As someone who has decades of research experience and who’s been interested in this area of science since his undergraduate days, Kerby formulates broad questions that guide student research within the lab. From there, he encourages the students to come up with their own unique speculations and advises them as they seek to find the answers. 

“It’s difficult for an undergraduate student to come up with an entire project on their own; that’s just not how science works,” said Kerby. “I try to get them in the lab early on and get them the experience they need. Then, I let them generate their own questions from there.”

"Having spent time in Kerby's lab since I was a freshman, I've been able to see the different ongoing experiments that other students were able to work on. This opportunity prepared me to take on the challenge of completing a project independently," said Elle Hoops, a junior studying medical biology who worked on a project researching the impacts of contaminants on tadpoles.

Junior medical biology major Ella Wittmuss spent a summer looking at amphibians and exploring the impact of stressors, like disease, temperature and environmental toxins, on their hormone levels.

Another student, Elizabeth Brust, a junior double majoring in medical biology and international studies, hopes her project leads to the development of a new diagnostic method for disease in amphibians that can be used in resource-limited settings.  

Although all of the students’ research projects try to uncover solutions to different problems, they all have the same underlying purpose: to inform and advance conservation efforts of aquatic species in South Dakota.

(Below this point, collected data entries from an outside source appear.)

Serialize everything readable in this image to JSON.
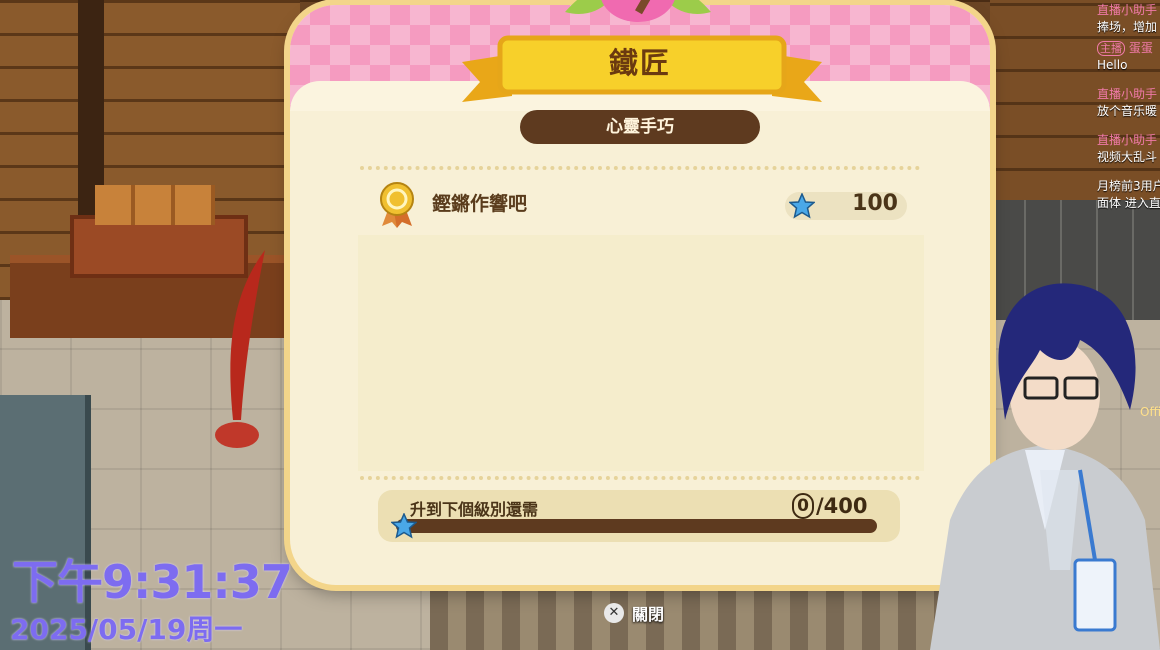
{
  "dialog": {
    "title": "鐵匠",
    "subtitle": "心靈手巧",
    "reward_row": {
      "label": "鏗鏘作響吧",
      "points": "100"
    },
    "progress": {
      "label": "升到下個級別還需",
      "current": "0",
      "total": "/400",
      "fraction": 0.0
    },
    "close_label": "關閉",
    "close_button_icon": "cross-icon"
  },
  "overlay": {
    "clock_time": "下午9:31:37",
    "clock_date": "2025/05/19周一"
  },
  "chat": {
    "messages": [
      {
        "user": "直播小助手",
        "text": "捧场，增加"
      },
      {
        "host_tag": "主播",
        "user": "蛋蛋",
        "text": "Hello"
      },
      {
        "user": "直播小助手",
        "text": "放个音乐暖"
      },
      {
        "user": "直播小助手",
        "text": "视频大乱斗"
      },
      {
        "user": "",
        "text": "月榜前3用户"
      },
      {
        "user": "",
        "text": "面体 进入直"
      }
    ],
    "corner_text": "Offi"
  },
  "colors": {
    "title_brown": "#6b3a10",
    "pill_brown": "#5e3a1f",
    "panel_cream": "#f8f0d6",
    "pink_pattern": "#f7b6d0",
    "clock_purple": "#7d6cf0",
    "star_blue": "#4aa8e8",
    "medal_gold": "#f0c030"
  }
}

“The students’ research offers insight into both the management of species and how contaminants get into water sources in the state,” said Kerby. “We hope to get an understanding of which pesticides might be safer than others and how much to apply so we can inform groups like farmers and hunters in South Dakota.”

While students initially seek out research opportunities as a way to enhance their resume, they tend to leave the experience with more than that, Kerby said. Along with gaining insight into the scientific process, students gain invaluable life skills that are transferrable to any career path they choose, with many of the students going on to medical school and pursuing careers in the health care field.

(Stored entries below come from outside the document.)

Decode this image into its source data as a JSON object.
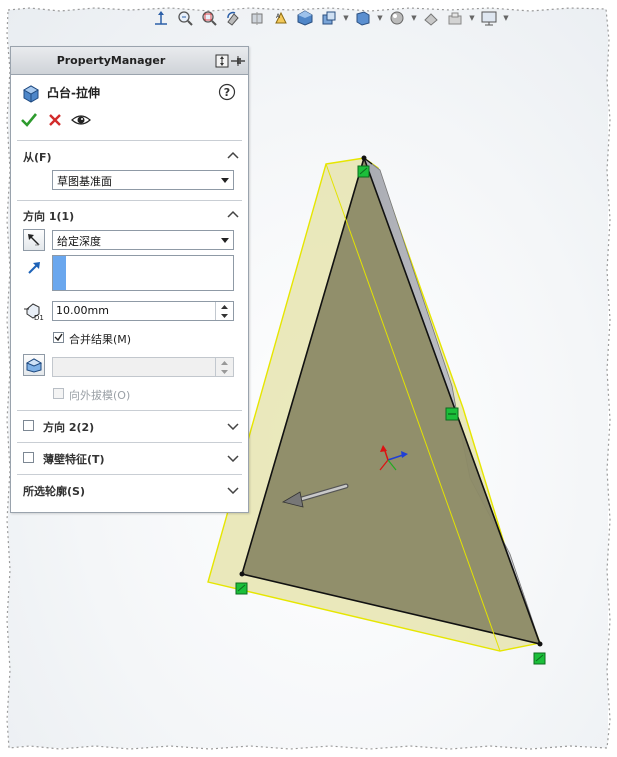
{
  "property_manager": {
    "header_title": "PropertyManager",
    "feature_title": "凸台-拉伸",
    "icons": {
      "header": "pin-icon",
      "feature": "boss-extrude-icon",
      "help": "help-icon",
      "ok": "checkmark-icon",
      "cancel": "close-icon",
      "preview": "eye-icon"
    },
    "from_group": {
      "title": "从(F)",
      "selected": "草图基准面"
    },
    "direction1": {
      "title": "方向 1(1)",
      "end_condition": "给定深度",
      "depth": "10.00mm",
      "merge_result_label": "合并结果(M)",
      "merge_result_checked": true,
      "draft_value": "",
      "draft_outward_label": "向外拔模(O)",
      "draft_outward_checked": false
    },
    "collapsed_groups": [
      {
        "title": "方向 2(2)",
        "checked": false
      },
      {
        "title": "薄壁特征(T)",
        "checked": false
      },
      {
        "title": "所选轮廓(S)"
      }
    ]
  },
  "hud_toolbar": {
    "icons": [
      "view-orientation-icon",
      "zoom-to-fit-icon",
      "zoom-to-area-icon",
      "previous-view-icon",
      "section-view-icon",
      "dynamic-annotation-icon",
      "view-orientation-cube-icon",
      "display-style-icon",
      "hide-show-icon",
      "edit-appearance-icon",
      "apply-scene-icon",
      "view-settings-icon",
      "display-icon"
    ]
  },
  "colors": {
    "accept": "#2e9b2e",
    "cancel": "#d22b2b",
    "preview_fill": "#8c8a66",
    "extrude_face": "#d8d59a",
    "selection_edge": "#e3e300",
    "handle": "#1bbf3a"
  }
}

"I emphasize the importance of teamwork in both doing the research and also coming up with solutions," said Kerby. "More and more workplaces are built on collaborative platforms because they work the best. I rely on the students to come up with solutions and they can be quite clever in doing so. As it turns out, communication and critical thinking skills are invaluable no matter what the chosen career.

"While they often leave with fond memories of amphibians and reptiles, they also have learned a significant amount of responsibility and leadership along the way."

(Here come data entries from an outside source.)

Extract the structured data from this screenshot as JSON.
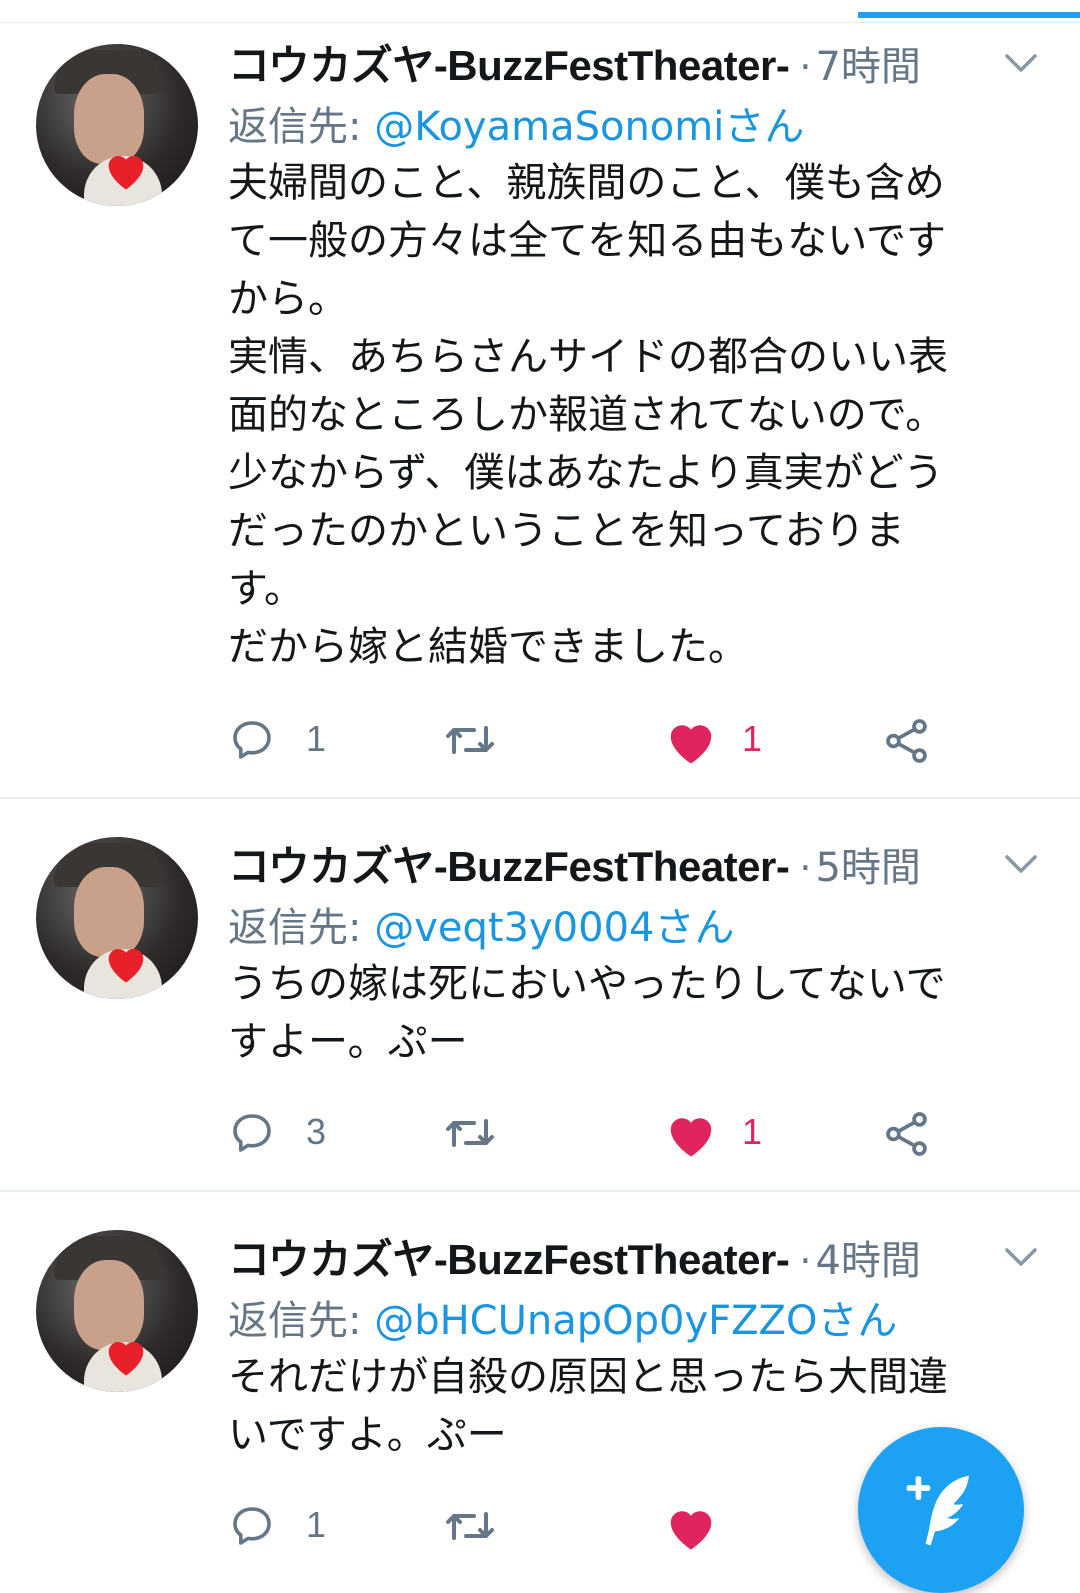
{
  "tweets": [
    {
      "author": "コウカズヤ-BuzzFestTheater-",
      "separator": "·",
      "time": "7時間",
      "reply_prefix": "返信先: ",
      "reply_handle": "@KoyamaSonomiさん",
      "text_lines": [
        "夫婦間のこと、親族間のこと、僕も含め",
        "て一般の方々は全てを知る由もないです",
        "から。",
        "実情、あちらさんサイドの都合のいい表",
        "面的なところしか報道されてないので。",
        "少なからず、僕はあなたより真実がどう",
        "だったのかということを知っておりま",
        "す。",
        "だから嫁と結婚できました。"
      ],
      "reply_count": "1",
      "retweet_count": "",
      "like_count": "1"
    },
    {
      "author": "コウカズヤ-BuzzFestTheater-",
      "separator": "·",
      "time": "5時間",
      "reply_prefix": "返信先: ",
      "reply_handle": "@veqt3y0004さん",
      "text_lines": [
        "うちの嫁は死においやったりしてないで",
        "すよー。ぷー"
      ],
      "reply_count": "3",
      "retweet_count": "",
      "like_count": "1"
    },
    {
      "author": "コウカズヤ-BuzzFestTheater-",
      "separator": "·",
      "time": "4時間",
      "reply_prefix": "返信先: ",
      "reply_handle": "@bHCUnapOp0yFZZOさん",
      "text_lines": [
        "それだけが自殺の原因と思ったら大間違",
        "いですよ。ぷー"
      ],
      "reply_count": "1",
      "retweet_count": "",
      "like_count": ""
    }
  ],
  "colors": {
    "accent": "#1da1f2",
    "handle": "#1b95e0",
    "like": "#e0245e",
    "muted": "#657786"
  },
  "icons": {
    "reply": "speech-bubble-icon",
    "retweet": "retweet-icon",
    "like": "heart-icon",
    "share": "share-icon",
    "menu": "chevron-down-icon",
    "compose": "compose-feather-icon"
  }
}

Brust hopes to one day work in oral and maxillofacial surgery, and while dentistry and amphibians don’t have much in common, she said that her undergraduate research experience has helped provide her with the skills and knowledge she needs to be successful.

“Research requires you to think critically, analyze data and think of creative solutions for unforeseen problems,” Brust said. “These skills are applicable and essential to dentistry, as diagnosing and treating oral health issues often requires problem-solving abilities.”

With all the responsibilities that come with being the department chair, the time that Kerby can spend in the field and in the lab with students is limited. However, his open-door policy and personal mentorship ensure students have all they need to succeed – both in their research and in their life following graduation.

“I’m not in the lab with them every day, but nonetheless, there’s a relationship that forms there,” said Kerby. “That’s really important because there’s trust, and these students feel comfortable talking to me later on about applications to medical and dental school and their career choices. That part of the mentorship continues outside of the research.”

Looking back at the pivotal impact his early research experiences had on the course of his career, Kerby said he hopes to continue to change the narrative of research and engage students in these experiences early on.

“I often find that undergraduate students don’t always know what research is, so they’re scared to be a part of it,” he said. “A lot of people think research is a brilliant thought, an ‘aha’ moment and an answer, but research to me is thinking of an idea that might not be that interesting and grinding away at it until you find something that’s really cool.

“In particular, a lot of these undergraduates’ experiences are actual research, where mishaps happen and the answer isn’t always there,” he continued. “But I think it can be a really vital part of not only their college experience, but also their life experience.”